History of Syrian-Israeli peace talks

Negotiations between Syria and Israel began in 1991 with the US-convened Madrid peace conference. They broke off in early 1996 shortly before Netanyahu was first elected prime minister. There were no official peace talks during Netanyahu's three years in office, although he held a private dialogue with Damascus using an American interlocutor. Direct peace talks resumed at the end of 1999 under the Israeli premiership of Ehud Barak but foundered once more in March 2000.

In 2007, Turkey, an emerging regional heavyweight, stepped in to broker a series of indirect negotiations last year between Syria and Israel.

According to a source familiar with the negotiations, the Syrian and Israeli delegations were based in separate hotels in Istanbul during the first round with their Turkish hosts staying in a third and shuttling in between. In the second and third rounds, the Turkish mediators stayed alternatively with the Syrian and Israeli delegations. By the time of the fifth and final session in December, the delegations were in the same hotel. Erdogan relayed messages between his Israeli counterpart Ehud Olmert and Syrian Foreign Minister Walid Muallem, who were in separate rooms, and by phone to Assad in Damascus.

It is unclear how much was agreed during last year's talks. Some Syrian analysts maintain that the indirect talks were a backward step from the peace process of the 1990s, which involved face-to-face negotiations among top-rank delegations. Reportedly much was agreed during those earlier rounds, even – according to one Syrian analyst – details such as the number of phone and fax lines for the future Israeli embassy in Damascus.

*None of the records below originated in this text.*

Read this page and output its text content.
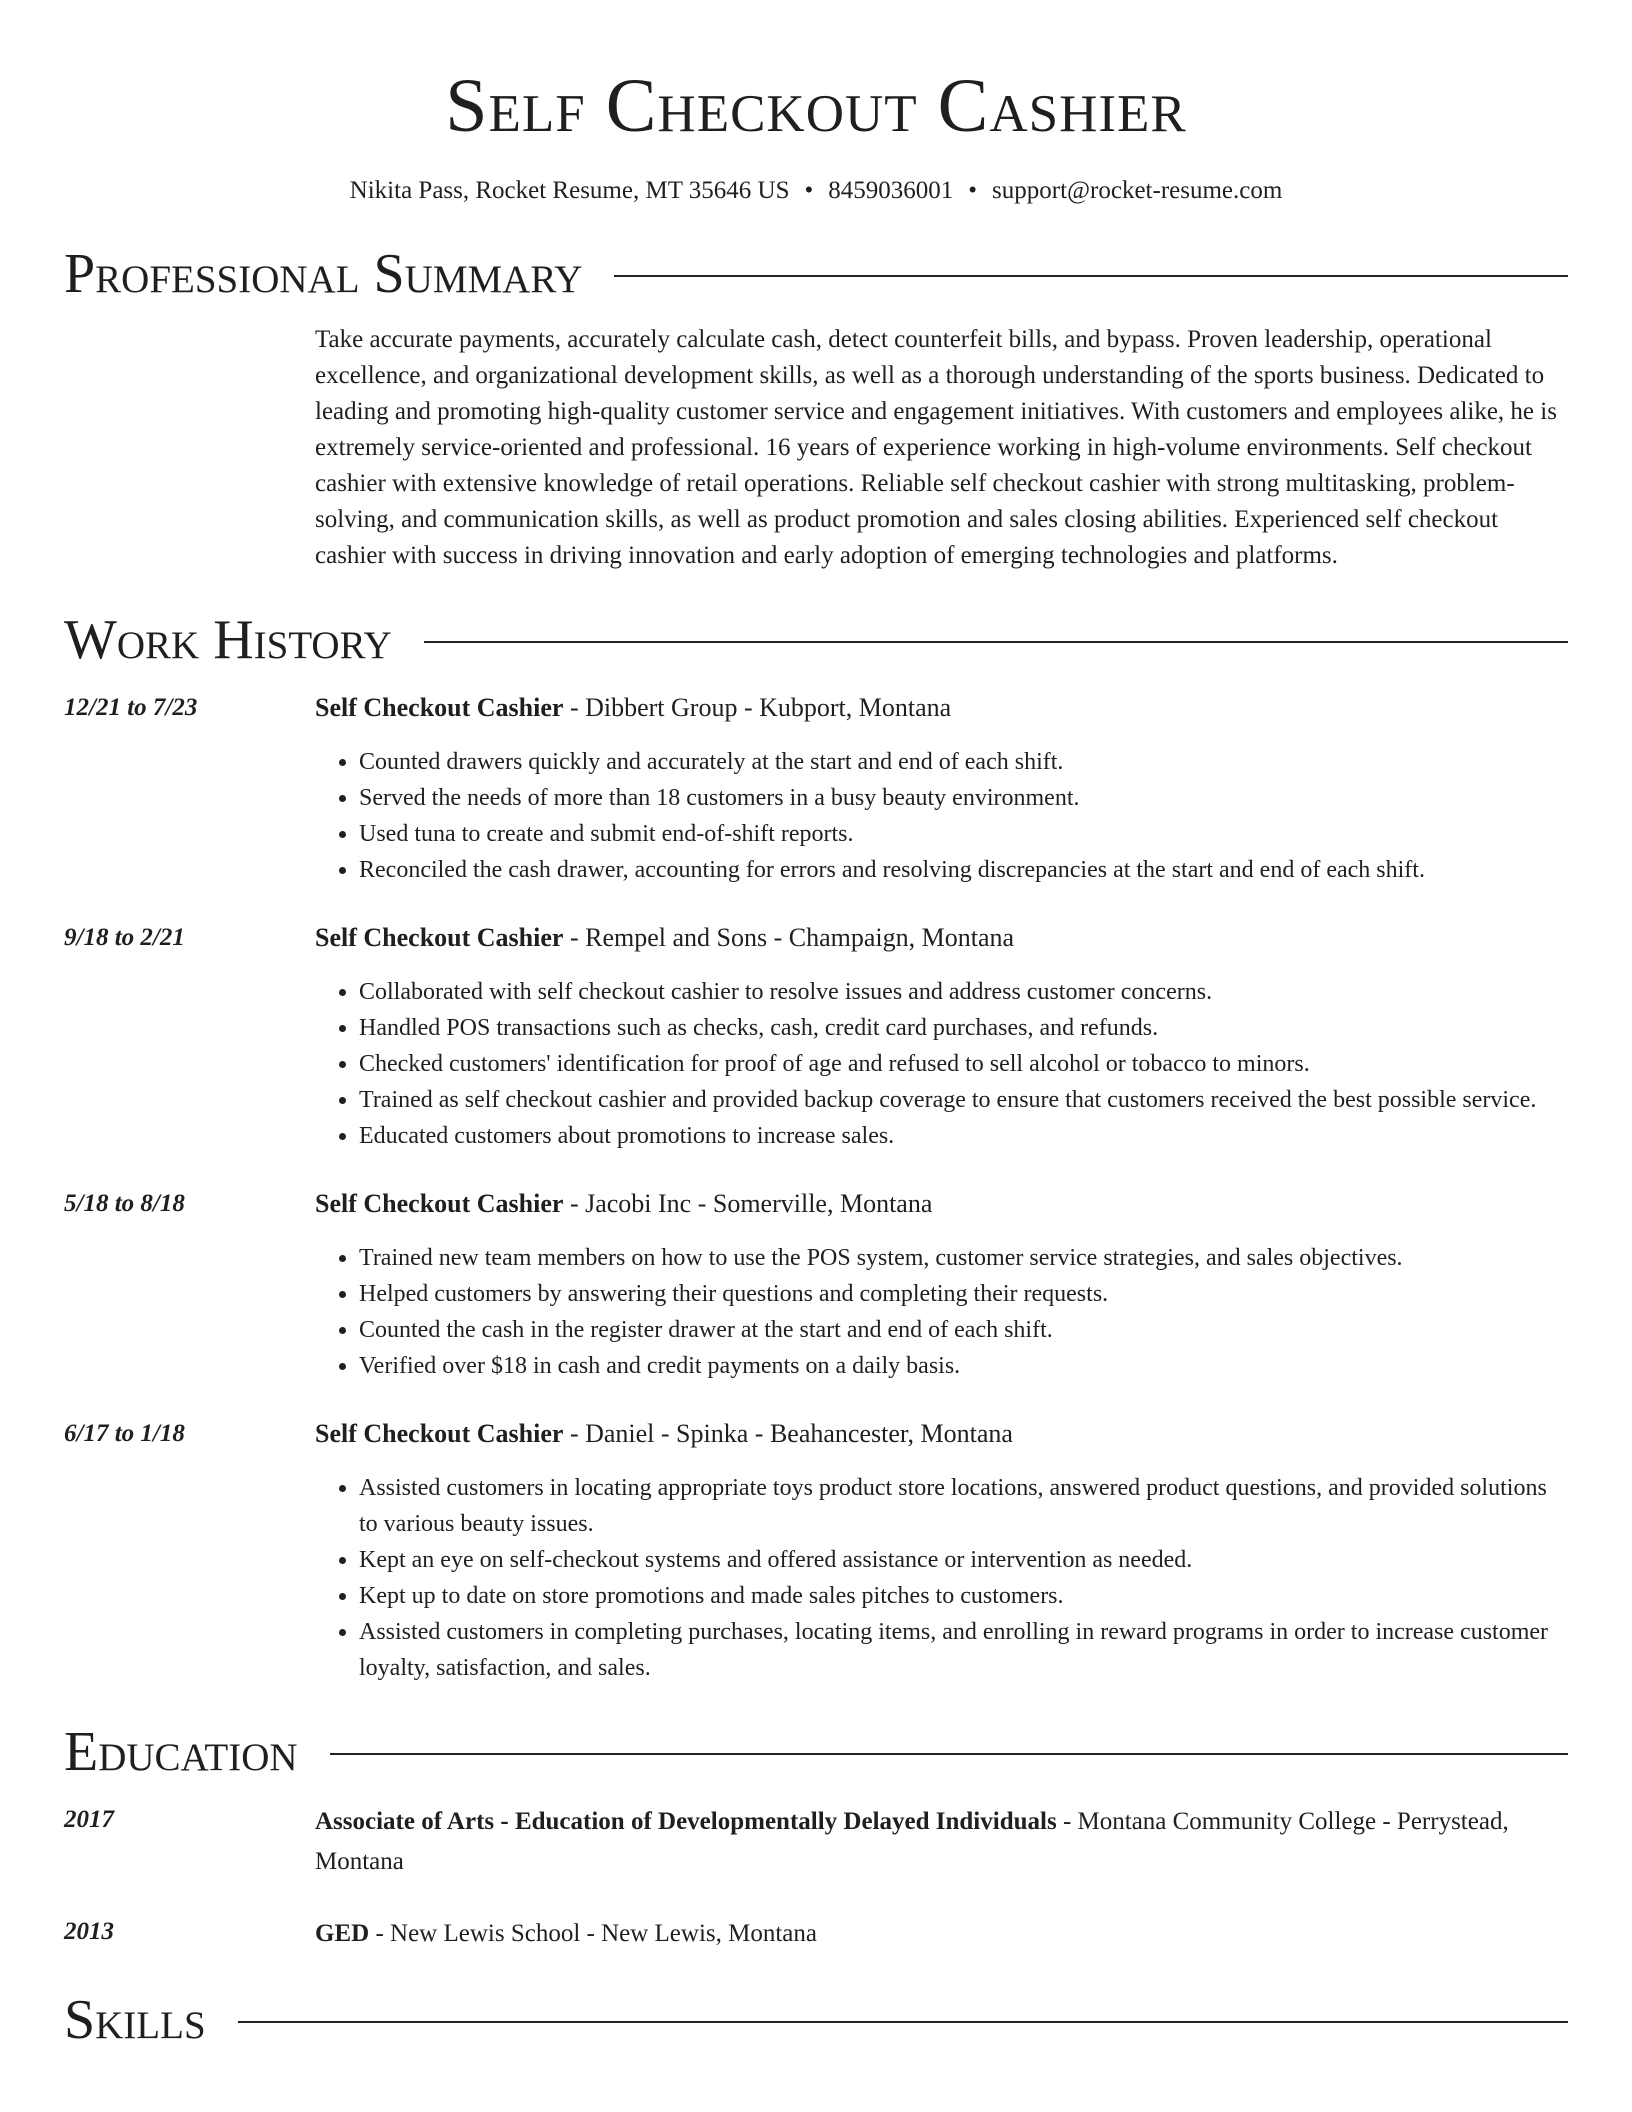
Self Checkout Cashier
Nikita Pass, Rocket Resume, MT 35646 US • 8459036001 • support@rocket-resume.com
Professional Summary
Take accurate payments, accurately calculate cash, detect counterfeit bills, and bypass. Proven leadership, operational excellence, and organizational development skills, as well as a thorough understanding of the sports business. Dedicated to leading and promoting high-quality customer service and engagement initiatives. With customers and employees alike, he is extremely service-oriented and professional. 16 years of experience working in high-volume environments. Self checkout cashier with extensive knowledge of retail operations. Reliable self checkout cashier with strong multitasking, problem-solving, and communication skills, as well as product promotion and sales closing abilities. Experienced self checkout cashier with success in driving innovation and early adoption of emerging technologies and platforms.
Work History
12/21 to 7/23	Self Checkout Cashier - Dibbert Group - Kubport, Montana
• Counted drawers quickly and accurately at the start and end of each shift.
• Served the needs of more than 18 customers in a busy beauty environment.
• Used tuna to create and submit end-of-shift reports.
• Reconciled the cash drawer, accounting for errors and resolving discrepancies at the start and end of each shift.
9/18 to 2/21	Self Checkout Cashier - Rempel and Sons - Champaign, Montana
• Collaborated with self checkout cashier to resolve issues and address customer concerns.
• Handled POS transactions such as checks, cash, credit card purchases, and refunds.
• Checked customers' identification for proof of age and refused to sell alcohol or tobacco to minors.
• Trained as self checkout cashier and provided backup coverage to ensure that customers received the best possible service.
• Educated customers about promotions to increase sales.
5/18 to 8/18	Self Checkout Cashier - Jacobi Inc - Somerville, Montana
• Trained new team members on how to use the POS system, customer service strategies, and sales objectives.
• Helped customers by answering their questions and completing their requests.
• Counted the cash in the register drawer at the start and end of each shift.
• Verified over $18 in cash and credit payments on a daily basis.
6/17 to 1/18	Self Checkout Cashier - Daniel - Spinka - Beahancester, Montana
• Assisted customers in locating appropriate toys product store locations, answered product questions, and provided solutions to various beauty issues.
• Kept an eye on self-checkout systems and offered assistance or intervention as needed.
• Kept up to date on store promotions and made sales pitches to customers.
• Assisted customers in completing purchases, locating items, and enrolling in reward programs in order to increase customer loyalty, satisfaction, and sales.
Education
2017	Associate of Arts - Education of Developmentally Delayed Individuals - Montana Community College - Perrystead, Montana
2013	GED - New Lewis School - New Lewis, Montana
Skills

'Things are different' with Obama

Still, perhaps the main significance of the Turkish-brokered negotiations was keeping the notion of peace alive given the Bush administration's lack of enthusiasm for promoting the Israeli-Syrian track during its final months in office.

"Now with Obama, things are different," says Sami Moubayed, a Syrian political analyst who has been involved in track II Syria-US talks. "I think that it is time for the Americans to walk into the peace talks, and sponsor some international conference for peace ... where the Golan issue is given high priority on everyone's agenda."

The Obama administration is still formulating its Middle East policy agenda. George Mitchell, the Obama administration's point man on the Mideast, is expected in the next two weeks to begin putting proposals into action once he has finished building his team.

US officials with insights into the administration's thinking on the Mideast say that Obama is serious about striking peace between Israel, Syria, and the Palestinians, but question whether the parties themselves are ready to make the necessary commitments for peace. They warn that Obama is being pressured to focus on the domestic economy, not foreign policy, and will not waste time pushing for Mideast peace if the Israelis and Arabs procrastinate.